La visite d’Etat du président égyptien Sissi en France critiquée par des ONG – Le Monde

Le président égyptien, Abdel Fattah Al-Sissi est arrivé, dimanche 6 décembre, à Paris pour une visite d’Etat de trois jours. Celle-ci est destinée à renforcer la coopération bilatérale face aux crises du Moyen-Orient, mais il sera aussi attendu sur les questions des droits de l’homme.
Le dirigeant est arrivé dans l’après-midi à l’aéroport d’Orly, près de Paris, a précisé le porte-parole de la présidence égyptienne sur sa page Facebook. Abdel Fattah Al-Sissi devait ensuite être reçu par le chef de la diplomatie française, Jean-Yves Le Drian, pour un entretien suivi d’un dîner au Quai d’Orsay.
La rencontre lundi matin avec le président Emmanuel Macron constituera le moment fort de la visite, près de deux ans après leur tête-à-tête au Caire, au cours duquel les deux chefs d’Etat avaient assumé leurs divergences sur les droits humains.
Le 27 janvier 2019, le Français avait regretté que la situation n’évolue pas « dans la bonne direction » en Egypte : des « blogueurs, des journalistes et des activistes » y sont emprisonnés. « N’oubliez pas que nous sommes dans une région troublée », lui avait alors répondu Abdel Fattah Al-Sissi, à la tête du pays depuis 2014 à la suite de la destitution par l’armée du président islamiste Mohamed Morsi.
« On est stupéfait que la France déroule le tapis rouge »
M. Macron ne manquera pas d’aborder de nouveau cette question, a d’ores et déjà assuré l’Elysée. Les défenseurs des droits humains réclament, eux, des gestes forts. Ils exhortent Paris à « passe[r] des discours aux actes », notamment en conditionnant son soutien militaire à la libération des prisonniers politiques. Avec 1,4 milliard d’euros en 2017, la France devance, désormais, les Etats-Unis pour les ventes d’armes à l’Egypte.
« On est stupéfait que la France déroule le tapis rouge à un dictateur alors qu’il y a plus de 60 000 détenus d’opinion aujourd’hui en Egypte », a ainsi déclaré à l’Agence France-Presse Antoine Madelin, un des responsables de la Fédération internationale des droits humains.
Une vingtaine d’organisations non gouvernementales, dont cette dernière, ont appelé à une manifestation, mardi à 18 heures devant l’Assemblée nationale, à Paris, pour dénoncer « le partenariat stratégique » entre la France et l’Egypte au nom de la lutte antiterroriste.
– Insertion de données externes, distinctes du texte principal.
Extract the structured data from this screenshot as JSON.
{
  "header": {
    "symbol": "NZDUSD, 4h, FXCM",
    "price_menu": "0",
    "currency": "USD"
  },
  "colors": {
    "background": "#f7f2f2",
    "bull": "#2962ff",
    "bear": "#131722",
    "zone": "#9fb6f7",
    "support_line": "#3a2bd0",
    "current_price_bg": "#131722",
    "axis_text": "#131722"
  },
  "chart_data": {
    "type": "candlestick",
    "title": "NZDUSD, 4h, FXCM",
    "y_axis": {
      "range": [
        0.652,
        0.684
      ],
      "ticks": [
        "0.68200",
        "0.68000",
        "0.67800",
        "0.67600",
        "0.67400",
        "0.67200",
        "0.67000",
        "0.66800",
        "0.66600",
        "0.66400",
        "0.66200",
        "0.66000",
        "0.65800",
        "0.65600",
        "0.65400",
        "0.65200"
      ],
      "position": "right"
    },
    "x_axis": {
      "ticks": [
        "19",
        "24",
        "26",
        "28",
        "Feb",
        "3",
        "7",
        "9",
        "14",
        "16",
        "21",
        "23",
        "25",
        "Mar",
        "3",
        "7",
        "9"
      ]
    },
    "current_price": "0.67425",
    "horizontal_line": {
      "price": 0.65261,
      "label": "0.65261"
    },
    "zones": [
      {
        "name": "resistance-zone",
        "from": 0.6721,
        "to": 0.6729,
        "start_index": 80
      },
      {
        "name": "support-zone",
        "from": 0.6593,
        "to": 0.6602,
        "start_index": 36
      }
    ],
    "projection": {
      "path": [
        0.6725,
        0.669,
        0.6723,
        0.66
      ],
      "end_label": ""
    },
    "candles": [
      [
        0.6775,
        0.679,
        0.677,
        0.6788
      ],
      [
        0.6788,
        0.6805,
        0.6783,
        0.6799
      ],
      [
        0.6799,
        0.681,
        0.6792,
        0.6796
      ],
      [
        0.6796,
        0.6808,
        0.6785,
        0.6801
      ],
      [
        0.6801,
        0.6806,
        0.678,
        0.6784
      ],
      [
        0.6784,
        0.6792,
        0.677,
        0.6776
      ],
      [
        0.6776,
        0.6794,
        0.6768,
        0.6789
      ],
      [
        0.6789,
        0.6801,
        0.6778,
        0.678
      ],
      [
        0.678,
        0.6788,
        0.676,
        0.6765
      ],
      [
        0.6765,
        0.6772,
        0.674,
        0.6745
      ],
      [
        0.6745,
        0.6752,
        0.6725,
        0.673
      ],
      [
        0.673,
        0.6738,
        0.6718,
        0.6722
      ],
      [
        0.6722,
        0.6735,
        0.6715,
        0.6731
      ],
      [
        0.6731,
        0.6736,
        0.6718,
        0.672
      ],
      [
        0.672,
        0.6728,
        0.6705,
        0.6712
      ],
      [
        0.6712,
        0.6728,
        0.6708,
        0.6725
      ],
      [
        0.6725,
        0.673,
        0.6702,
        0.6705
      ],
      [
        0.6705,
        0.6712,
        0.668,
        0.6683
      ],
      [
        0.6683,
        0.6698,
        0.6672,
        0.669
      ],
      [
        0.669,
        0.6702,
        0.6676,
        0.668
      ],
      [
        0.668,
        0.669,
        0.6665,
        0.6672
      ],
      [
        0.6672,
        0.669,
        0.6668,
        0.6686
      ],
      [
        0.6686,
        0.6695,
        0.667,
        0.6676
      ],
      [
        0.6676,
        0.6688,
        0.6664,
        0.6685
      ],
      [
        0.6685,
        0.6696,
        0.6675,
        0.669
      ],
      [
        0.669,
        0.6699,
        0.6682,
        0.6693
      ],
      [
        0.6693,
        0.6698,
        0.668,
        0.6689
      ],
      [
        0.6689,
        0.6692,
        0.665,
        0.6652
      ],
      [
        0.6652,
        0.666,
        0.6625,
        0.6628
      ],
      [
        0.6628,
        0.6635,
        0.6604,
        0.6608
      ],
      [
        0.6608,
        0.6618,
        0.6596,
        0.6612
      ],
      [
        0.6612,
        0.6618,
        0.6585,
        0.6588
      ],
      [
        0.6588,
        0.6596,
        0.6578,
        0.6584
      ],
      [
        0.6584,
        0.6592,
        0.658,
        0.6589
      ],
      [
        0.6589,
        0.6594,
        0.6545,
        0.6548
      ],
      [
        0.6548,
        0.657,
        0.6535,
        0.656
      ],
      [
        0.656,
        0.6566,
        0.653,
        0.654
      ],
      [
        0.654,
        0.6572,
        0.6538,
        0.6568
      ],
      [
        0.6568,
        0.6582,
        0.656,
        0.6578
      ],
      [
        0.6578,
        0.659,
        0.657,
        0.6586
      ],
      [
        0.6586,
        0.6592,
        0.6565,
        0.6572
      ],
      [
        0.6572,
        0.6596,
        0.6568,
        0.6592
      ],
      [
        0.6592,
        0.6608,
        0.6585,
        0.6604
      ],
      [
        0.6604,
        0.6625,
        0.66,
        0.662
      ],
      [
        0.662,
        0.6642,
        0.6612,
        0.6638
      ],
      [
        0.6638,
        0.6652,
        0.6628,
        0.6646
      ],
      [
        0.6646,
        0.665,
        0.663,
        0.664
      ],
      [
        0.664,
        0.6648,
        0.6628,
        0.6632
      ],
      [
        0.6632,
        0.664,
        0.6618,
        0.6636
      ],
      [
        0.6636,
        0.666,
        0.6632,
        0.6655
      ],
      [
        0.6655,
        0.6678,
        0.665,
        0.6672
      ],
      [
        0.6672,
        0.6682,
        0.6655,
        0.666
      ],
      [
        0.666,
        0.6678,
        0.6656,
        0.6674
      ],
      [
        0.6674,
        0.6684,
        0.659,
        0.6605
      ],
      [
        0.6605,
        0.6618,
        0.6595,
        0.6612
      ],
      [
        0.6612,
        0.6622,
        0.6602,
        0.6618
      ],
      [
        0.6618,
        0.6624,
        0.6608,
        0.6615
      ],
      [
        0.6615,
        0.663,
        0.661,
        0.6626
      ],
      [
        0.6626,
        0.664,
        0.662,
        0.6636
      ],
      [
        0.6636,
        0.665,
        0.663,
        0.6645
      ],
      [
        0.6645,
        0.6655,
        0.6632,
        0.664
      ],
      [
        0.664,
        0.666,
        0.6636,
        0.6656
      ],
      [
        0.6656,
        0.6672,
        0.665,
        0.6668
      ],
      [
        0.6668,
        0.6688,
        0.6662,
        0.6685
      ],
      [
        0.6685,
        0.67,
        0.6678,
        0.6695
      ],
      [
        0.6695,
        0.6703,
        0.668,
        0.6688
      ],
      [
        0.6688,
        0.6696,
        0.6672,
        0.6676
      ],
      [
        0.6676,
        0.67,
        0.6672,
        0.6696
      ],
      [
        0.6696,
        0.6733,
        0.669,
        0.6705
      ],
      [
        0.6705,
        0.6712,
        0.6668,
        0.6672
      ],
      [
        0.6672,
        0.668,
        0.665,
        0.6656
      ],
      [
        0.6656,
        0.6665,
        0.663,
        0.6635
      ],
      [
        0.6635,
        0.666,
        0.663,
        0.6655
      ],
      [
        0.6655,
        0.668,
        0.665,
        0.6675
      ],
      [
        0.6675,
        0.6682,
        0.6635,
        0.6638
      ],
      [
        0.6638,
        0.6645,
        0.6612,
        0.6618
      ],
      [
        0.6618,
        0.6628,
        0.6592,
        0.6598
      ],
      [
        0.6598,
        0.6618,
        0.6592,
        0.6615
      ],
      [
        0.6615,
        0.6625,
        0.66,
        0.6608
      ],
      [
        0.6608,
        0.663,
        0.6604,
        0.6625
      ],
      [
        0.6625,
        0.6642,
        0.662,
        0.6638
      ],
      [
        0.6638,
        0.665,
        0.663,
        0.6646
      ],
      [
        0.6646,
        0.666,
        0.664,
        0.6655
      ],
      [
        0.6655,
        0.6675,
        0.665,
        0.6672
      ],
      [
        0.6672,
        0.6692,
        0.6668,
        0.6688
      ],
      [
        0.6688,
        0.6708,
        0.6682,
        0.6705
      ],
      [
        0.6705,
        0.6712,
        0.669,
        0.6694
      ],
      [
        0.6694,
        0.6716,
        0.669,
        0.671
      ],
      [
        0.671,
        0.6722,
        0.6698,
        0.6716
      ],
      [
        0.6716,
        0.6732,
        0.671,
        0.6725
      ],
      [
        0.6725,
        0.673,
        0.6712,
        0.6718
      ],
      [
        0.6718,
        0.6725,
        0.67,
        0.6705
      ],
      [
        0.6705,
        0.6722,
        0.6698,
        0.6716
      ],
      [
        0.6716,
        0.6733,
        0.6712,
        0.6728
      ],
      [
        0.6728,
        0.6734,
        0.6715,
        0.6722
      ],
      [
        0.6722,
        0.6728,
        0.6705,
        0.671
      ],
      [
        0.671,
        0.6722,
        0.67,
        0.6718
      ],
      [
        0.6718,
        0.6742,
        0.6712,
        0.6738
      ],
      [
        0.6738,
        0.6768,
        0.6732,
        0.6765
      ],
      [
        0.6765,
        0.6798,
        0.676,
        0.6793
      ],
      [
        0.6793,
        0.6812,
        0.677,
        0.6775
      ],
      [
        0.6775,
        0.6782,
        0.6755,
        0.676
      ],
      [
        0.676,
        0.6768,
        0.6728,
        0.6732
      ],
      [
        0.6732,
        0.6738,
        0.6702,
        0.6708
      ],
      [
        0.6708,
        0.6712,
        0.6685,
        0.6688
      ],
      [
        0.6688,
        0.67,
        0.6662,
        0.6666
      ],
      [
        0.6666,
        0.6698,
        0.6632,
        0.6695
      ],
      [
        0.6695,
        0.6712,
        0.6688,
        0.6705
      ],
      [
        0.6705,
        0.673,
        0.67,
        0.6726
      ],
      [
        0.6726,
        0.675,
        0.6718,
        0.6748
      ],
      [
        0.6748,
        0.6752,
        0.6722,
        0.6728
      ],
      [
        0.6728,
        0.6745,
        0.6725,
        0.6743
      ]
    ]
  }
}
Pour ces ONG, Le Caire « se sert abusivement de la législation antiterroriste pour éradiquer le travail légitime en faveur des droits humains et supprimer toute dissidence pacifique ».
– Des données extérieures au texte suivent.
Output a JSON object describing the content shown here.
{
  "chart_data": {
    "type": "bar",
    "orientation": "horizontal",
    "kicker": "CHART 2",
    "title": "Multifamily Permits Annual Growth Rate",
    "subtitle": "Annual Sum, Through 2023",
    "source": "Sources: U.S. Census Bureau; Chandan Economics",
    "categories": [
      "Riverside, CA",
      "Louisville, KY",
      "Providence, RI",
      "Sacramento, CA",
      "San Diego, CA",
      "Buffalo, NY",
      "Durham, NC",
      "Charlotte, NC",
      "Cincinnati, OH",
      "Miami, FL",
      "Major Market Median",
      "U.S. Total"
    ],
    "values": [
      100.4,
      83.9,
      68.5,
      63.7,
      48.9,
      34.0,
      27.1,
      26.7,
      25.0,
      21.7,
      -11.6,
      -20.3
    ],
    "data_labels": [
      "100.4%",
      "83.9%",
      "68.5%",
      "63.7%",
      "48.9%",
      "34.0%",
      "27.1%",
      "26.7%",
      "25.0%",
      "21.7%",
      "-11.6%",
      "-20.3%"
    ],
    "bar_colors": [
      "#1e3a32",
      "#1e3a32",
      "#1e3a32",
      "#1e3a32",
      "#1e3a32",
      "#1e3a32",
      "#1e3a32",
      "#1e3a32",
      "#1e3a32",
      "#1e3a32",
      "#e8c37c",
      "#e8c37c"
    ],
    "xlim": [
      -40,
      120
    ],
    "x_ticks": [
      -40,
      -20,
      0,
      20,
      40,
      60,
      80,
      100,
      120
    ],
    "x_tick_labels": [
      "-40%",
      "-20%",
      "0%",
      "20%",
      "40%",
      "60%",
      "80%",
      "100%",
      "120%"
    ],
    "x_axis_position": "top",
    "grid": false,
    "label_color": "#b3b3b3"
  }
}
La rencontre entre MM. Macron et Sissi s’annonce toutefois sous de meilleurs auspices après la remise en liberté, jeudi 3 décembre, de trois dirigeants d’une organisation de défense des droits humains, l’Initiative égyptienne pour les droits personnels, dont les arrestations en novembre avaient suscité l’indignation de la France et de nombreux pays.
Coopération sur les grands enjeux de sécurité régionale
La visite d’Etat s’ouvrira sur une cérémonie officielle d’accueil, lundi, aux Invalides, suivie de l’entretien avec le président Macron à l’Elysée et d’un point-presse. Abdel Fattah Al-Sissi rencontrera ensuite le président de l’Assemblée nationale, Richard Ferrand, et la maire de Paris, Anne Hidalgo, avant un dîner à l’Elysée.
Mardi, il se rendra à l’Arc de triomphe pour un dépôt de gerbe sur la tombe du Soldat inconnu, avant notamment une rencontre avec le premier ministre, Jean Castex, et le président du Sénat, Gérard Larcher.
Les deux chefs d’Etat feront aussi le point de leur coopération sur les grands enjeux de sécurité régionale, de la lutte contre le terrorisme à la crise libyenne en passant par les rivalités avec la Turquie en Méditerranée orientale.
La France et l’Egypte veulent consolider les « signes positifs » observés en Libye, de l’accord sur un cessez-le-feu permanent à l’instauration d’un dialogue politique interlibyen, souligne Paris, longtemps soupçonné d’avoir soutenu le maréchal Khalifa Haftar, homme fort de l’est du pays, au côté de l’Egypte.